# South Texas



## blindfaith (Feb 5, 2006)

Any reports yet?


----------



## jmarr40 (Apr 8, 2011)

Amateur Finals
1st #4
2nd #29
3rd #40
4th #9
RJ #15
jams 10 16 30 35 37


Open call backs
1, 7 11 13 18 21 29 32 35 36 39 45 46 47 51 66


----------



## mjolnir (Nov 21, 2004)

Congratulations to Sharon, Hal and Shire on their amateur win.

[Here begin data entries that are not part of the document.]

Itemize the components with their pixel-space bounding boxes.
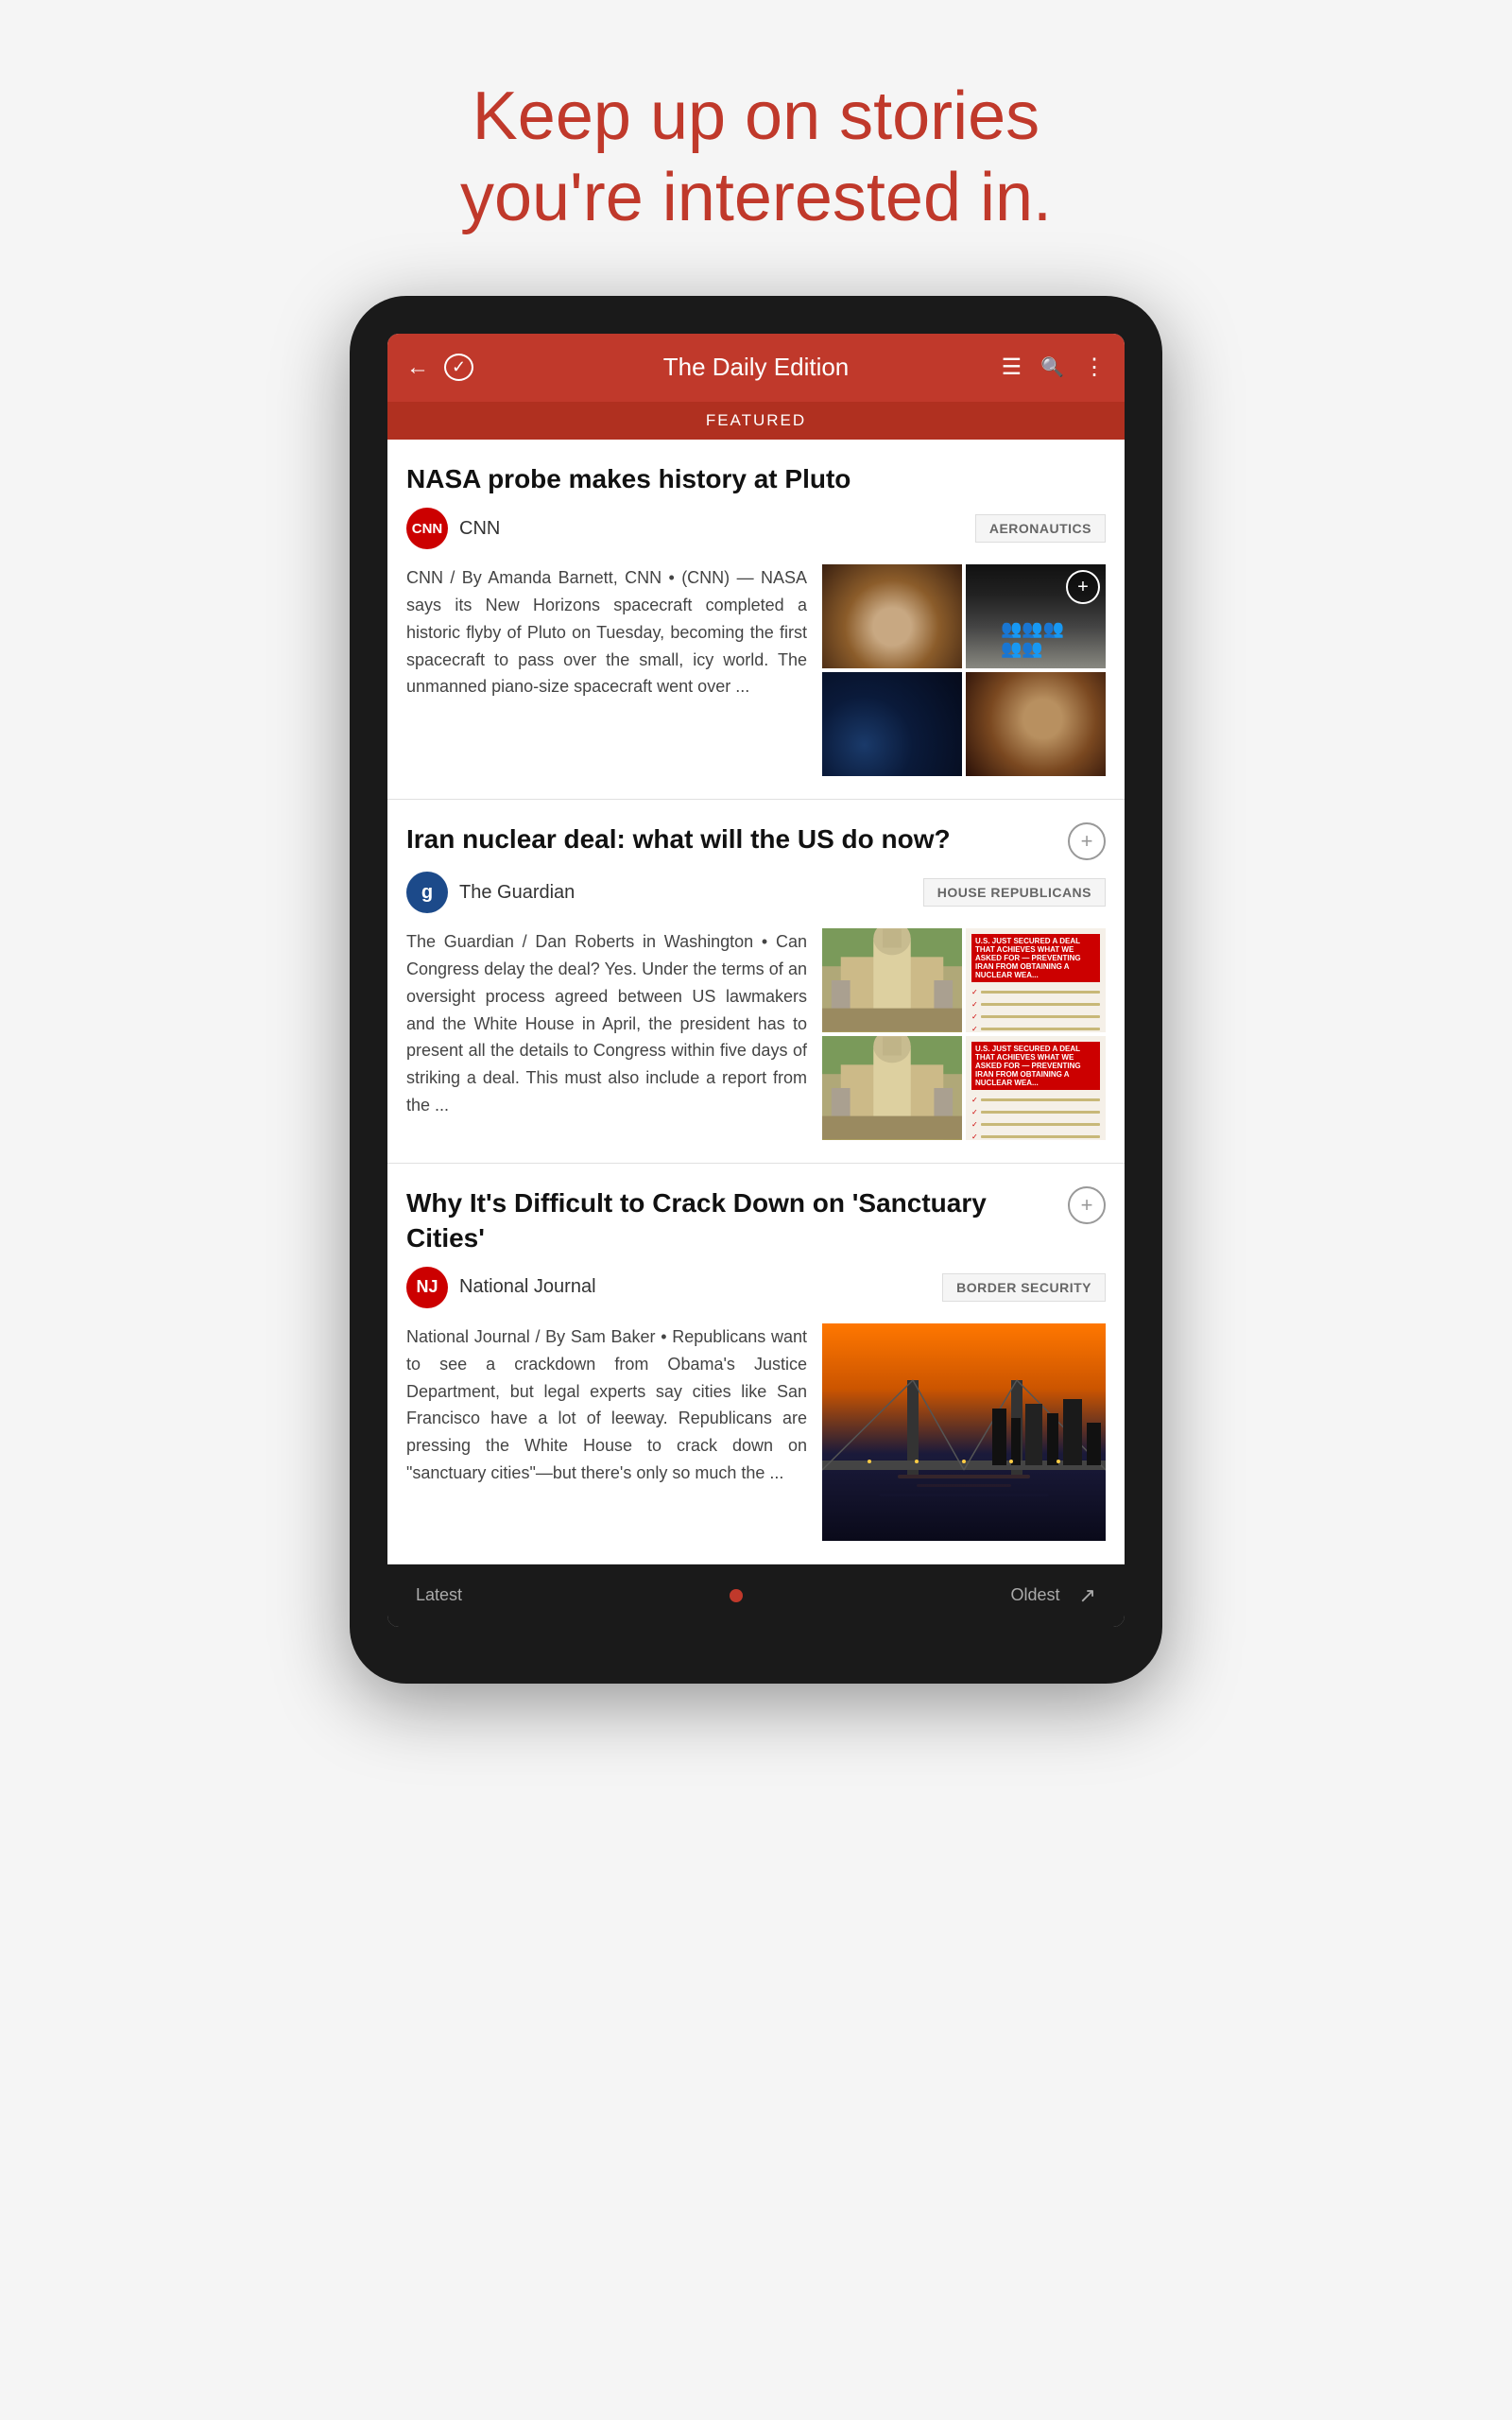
source-row: CNN CNN AERONAUTICS <box>406 508 1106 549</box>
share-icon[interactable]: ↗ <box>1079 1583 1096 1608</box>
source-name: CNN <box>459 518 500 540</box>
pluto-closeup-image <box>966 672 1106 776</box>
article-body: The Guardian / Dan Roberts in Washington… <box>406 928 1106 1140</box>
source-row: g The Guardian HOUSE REPUBLICANS <box>406 872 1106 913</box>
category-tag[interactable]: HOUSE REPUBLICANS <box>923 878 1106 907</box>
menu-icon[interactable]: ☰ <box>1002 354 1022 381</box>
article-images: U.S. JUST SECURED A DEAL THAT ACHIEVES W… <box>822 928 1106 1140</box>
featured-banner: FEATURED <box>387 402 1125 440</box>
add-article-btn[interactable]: + <box>1068 822 1106 860</box>
nav-right: Oldest ↗ <box>1011 1583 1096 1608</box>
article-text: CNN / By Amanda Barnett, CNN • (CNN) — N… <box>406 564 807 776</box>
capitol-image-2 <box>822 1036 962 1140</box>
tagline-line2: you're interested in. <box>460 160 1052 235</box>
document-image-2: U.S. JUST SECURED A DEAL THAT ACHIEVES W… <box>966 1036 1106 1140</box>
article-text: The Guardian / Dan Roberts in Washington… <box>406 928 807 1140</box>
guardian-logo: g <box>406 872 448 913</box>
bridge-svg <box>822 1323 1106 1541</box>
article-images <box>822 1323 1106 1541</box>
article-title-row: NASA probe makes history at Pluto <box>406 462 1106 496</box>
nav-center <box>730 1589 743 1602</box>
doc-red-bar-2: U.S. JUST SECURED A DEAL THAT ACHIEVES W… <box>971 1042 1100 1090</box>
doc-line-2: ✓ <box>971 1120 1100 1129</box>
check-icon[interactable]: ✓ <box>444 354 473 381</box>
source-left: g The Guardian <box>406 872 575 913</box>
oldest-label[interactable]: Oldest <box>1011 1585 1060 1605</box>
add-article-btn[interactable]: + <box>1068 1186 1106 1224</box>
device-screen: ← ✓ The Daily Edition ☰ 🔍 ⋮ FEATURED NAS… <box>387 334 1125 1627</box>
latest-label[interactable]: Latest <box>416 1585 462 1605</box>
source-row: NJ National Journal BORDER SECURITY <box>406 1267 1106 1308</box>
pluto-image-1 <box>822 564 962 668</box>
category-tag[interactable]: BORDER SECURITY <box>942 1273 1106 1302</box>
doc-line-2: ✓ <box>971 1096 1100 1104</box>
add-image-btn[interactable]: + <box>1066 570 1100 604</box>
document-image: U.S. JUST SECURED A DEAL THAT ACHIEVES W… <box>966 928 1106 1032</box>
featured-label: FEATURED <box>706 411 806 429</box>
nav-dot[interactable] <box>730 1589 743 1602</box>
doc-line: ✓ <box>971 1025 1100 1032</box>
doc-red-bar: U.S. JUST SECURED A DEAL THAT ACHIEVES W… <box>971 934 1100 982</box>
image-grid: + <box>822 564 1106 776</box>
article-body: CNN / By Amanda Barnett, CNN • (CNN) — N… <box>406 564 1106 776</box>
header-left: ← ✓ <box>406 354 473 381</box>
article-title-row: Why It's Difficult to Crack Down on 'San… <box>406 1186 1106 1255</box>
app-header: ← ✓ The Daily Edition ☰ 🔍 ⋮ <box>387 334 1125 402</box>
article-images: + <box>822 564 1106 776</box>
nj-logo: NJ <box>406 1267 448 1308</box>
more-icon[interactable]: ⋮ <box>1083 354 1106 381</box>
capitol-svg-2 <box>822 1036 962 1140</box>
article-card: Why It's Difficult to Crack Down on 'San… <box>387 1164 1125 1564</box>
source-name: National Journal <box>459 1276 596 1298</box>
capitol-image <box>822 928 962 1032</box>
search-icon[interactable]: 🔍 <box>1040 355 1064 379</box>
device-frame: ← ✓ The Daily Edition ☰ 🔍 ⋮ FEATURED NAS… <box>350 296 1162 1684</box>
article-text: National Journal / By Sam Baker • Republ… <box>406 1323 807 1541</box>
source-left: CNN CNN <box>406 508 500 549</box>
article-card: NASA probe makes history at Pluto CNN CN… <box>387 440 1125 800</box>
article-title[interactable]: Iran nuclear deal: what will the US do n… <box>406 822 1068 856</box>
article-title[interactable]: NASA probe makes history at Pluto <box>406 462 1106 496</box>
crowd-image: + <box>966 564 1106 668</box>
tagline-line1: Keep up on stories <box>472 78 1040 154</box>
article-title[interactable]: Why It's Difficult to Crack Down on 'San… <box>406 1186 1068 1255</box>
capitol-svg <box>822 928 962 1032</box>
tagline-section: Keep up on stories you're interested in. <box>271 0 1241 296</box>
cnn-logo: CNN <box>406 508 448 549</box>
source-name: The Guardian <box>459 882 575 904</box>
capitol-images: U.S. JUST SECURED A DEAL THAT ACHIEVES W… <box>822 928 1106 1140</box>
app-title: The Daily Edition <box>663 353 850 382</box>
bridge-image <box>822 1323 1106 1541</box>
source-left: NJ National Journal <box>406 1267 596 1308</box>
category-tag[interactable]: AERONAUTICS <box>975 514 1106 543</box>
doc-line-2: ✓ <box>971 1132 1100 1140</box>
tagline-text: Keep up on stories you're interested in. <box>460 76 1052 239</box>
article-body: National Journal / By Sam Baker • Republ… <box>406 1323 1106 1541</box>
bottom-nav: Latest Oldest ↗ <box>387 1564 1125 1627</box>
header-right: ☰ 🔍 ⋮ <box>1002 354 1106 381</box>
doc-line: ✓ <box>971 988 1100 996</box>
back-icon[interactable]: ← <box>406 354 429 381</box>
doc-line: ✓ <box>971 1000 1100 1009</box>
pluto-space-image <box>822 672 962 776</box>
article-title-row: Iran nuclear deal: what will the US do n… <box>406 822 1106 860</box>
doc-line: ✓ <box>971 1012 1100 1021</box>
doc-line-2: ✓ <box>971 1108 1100 1116</box>
article-card: Iran nuclear deal: what will the US do n… <box>387 800 1125 1164</box>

from your friends Peter, Judy, Arwen and Gracie.


----------



## MikeBoley (Dec 26, 2003)

Congrats to Team Geirman on the AM win!


----------



## MardiGras (Feb 9, 2004)

Open results
1-46
2-51
3-39
4-29
RJ-32
JAMs-1,7,11,13,18,21,36,45,66


----------



## drbobsd (Feb 21, 2004)

jmarr40 said:


> Amateur Finals
> 1st #4
> 2nd #29
> 3rd #40
> ...


Congrats to all.

Good Job Chuck Mize and Peanut on your 4th and Ed Krueger on your Jam in open and amat.

Dennis Mitchell congrats on Monroe winning his 1st open. Wow. Not sure who handled Monroe.


----------



## golden boy 2 (Mar 28, 2005)

Looks like that put the Fuller's Flash at 9.5 pts. With an Open win already, he is getting close!


----------



## T.Lanczak (Sep 21, 2009)

CONGRATULATIONS STXRC Spring FT Competitors!!! OPEN WINNER H/Amy Hunt D/Monroe, 2nd H/Karl Gunzer D/Flash, 3rd H/Bill Eckett D/Colby, & 4th H/Bill Eckett
D/Quinn.
Thank You to Our Sponsors Purina Pro Plan & to our landowners Royce & Rose Witte. Also to our fabulous OPEN Judges Marty Fluke & Danny Widner. AM Judges Bill Burks & Suzie Rich who put up fair but tough tests. And most of all Thank You to our volunteers who make it all happen.


----------



## Frank Jones (Feb 17, 2004)

Congratulations to Larry Bozeman and Angus on another Amateur third (back to back trials) and Open Jam. Trained and handled by Larry, with guidance from Dave Rorem. We're proud of all you have done with him.

Rita


----------



## T.Lanczak (Sep 21, 2009)

CONGRATULATIONS!!! To O/H Bob Hanssen & Watermark's BB Standing Ovation "Bravo" for placing 2nd in the AM at STXRC on 3/16/13. This is Bravo's third placement this Spring what a great season thus far.


----------



## T.Lanczak (Sep 21, 2009)

CONGRATULATIONS!!! To O/David Aul DVM, H/Bill Eckett, & Magic's "Quinn" for placing 4th in the OPEN at the STXRC spring trial.


----------



## T.Lanczak (Sep 21, 2009)

Also Big Congrats to my friends Sharon & Hal Gierman for WINNING the AM with Shire! This make Shire an AFC and Qualifies him for the National AM in WI 2013. Way to go Giermans


----------



## Judy Chute (May 9, 2005)

golden boy 2 said:


> Looks like that put the Fuller's Flash at 9.5 pts. With an Open win already, he is getting close!


....just a small...CONGRATULATIONS!!!!!!!!!  ..looking forward to hearing that 1/2 point is a done deal!

Judy


----------